Я занял тот же кабинет, в котором останавливался, когда приезжал к покойному отцу. Дом был полон народа, обмеблирован заново и по устройству своему представлял возможные выгоды для жильцов, простор, теплота, чистота воздуха и проч., и они вполне наслаждались сими удобствами. Но я всегда опасался, чтобы Александр не завлекся украшением сего здания, построенного князем Урусовым[94], у коего было 4000 душ крестьян, но несоответствующего ограниченным средствам, коими располагал брат Александр.
Жизнь свою проводил он приятно среди Шаховских, тщательно угождавших ему; в доме его много дружбы, согласия и, следственно, счастия; в сем отношении он наделен лучше многих.
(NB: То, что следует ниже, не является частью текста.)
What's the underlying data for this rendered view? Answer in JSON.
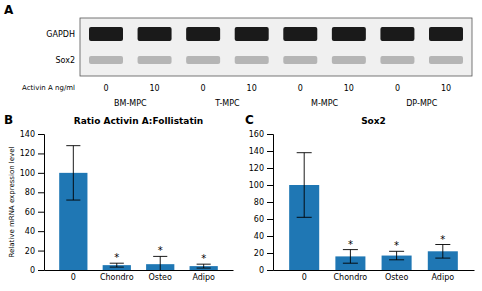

Незадолго до приезда моего в Долголяды Александр получил письмо из Петербурга от брата Михаила, уведомлявшего его, что дело его, по коему он был уволен от должности губернатора в городе Архангельске, принимало хороший оборот, и что он мог надеяться получить вознаграждение за претерпенное им напрасно, почему и советовал ему самому приехать в Петербург[95]. Александр обещался ехать, и, как можно было предвидеть, что граф Орлов при свидании с ним заговорит обо мне, то я поручил ему, нигде и никому не упоминая первому обо мне, в случае какого-либо спроса, отвечать, что я считал себя в невозможности вступить в службу, пока будут существовать доходящие до меня слухи, что я вышел в отставку, будто по личному неудовольствию на государя, что ложность сих слухов должна быть ощутительна самим распускающим их: ибо им же самим известно, что по удалении меня от командования корпусом я три месяца жил в Киеве, занимаясь своей контрольной комиссией, коей я был главноуправляющим в ожидании того, что угодно будет государю мне поручить, и что я тогда только оставил службу, когда увидел, что ожидания тщетны и что приличие требовало самовольного удаления моего из службы до получения другого намека. Ныне распущенные о сем обстоятельстве ложные слухи ясно доказывали, что враги мои не умолкли и что они в таком виде представляют государю о моем расположении духа, почему я не могу покуситься на такой скользкий шаг, как вступление в службу, без удостоверения, что появление мое не будет противно государю, причем я просил брата остеречься, чтобы не обязать меня какой-либо неосторожностью в словах к вступлению в службу и искательству у людей, с коими бы не желал я иметь дела; ибо мне дома хорошо, я ничего не ищу, и если буду когда-либо служить, то одному государю, а потому и не имел надобности домогаться чьего-либо иного покровительства.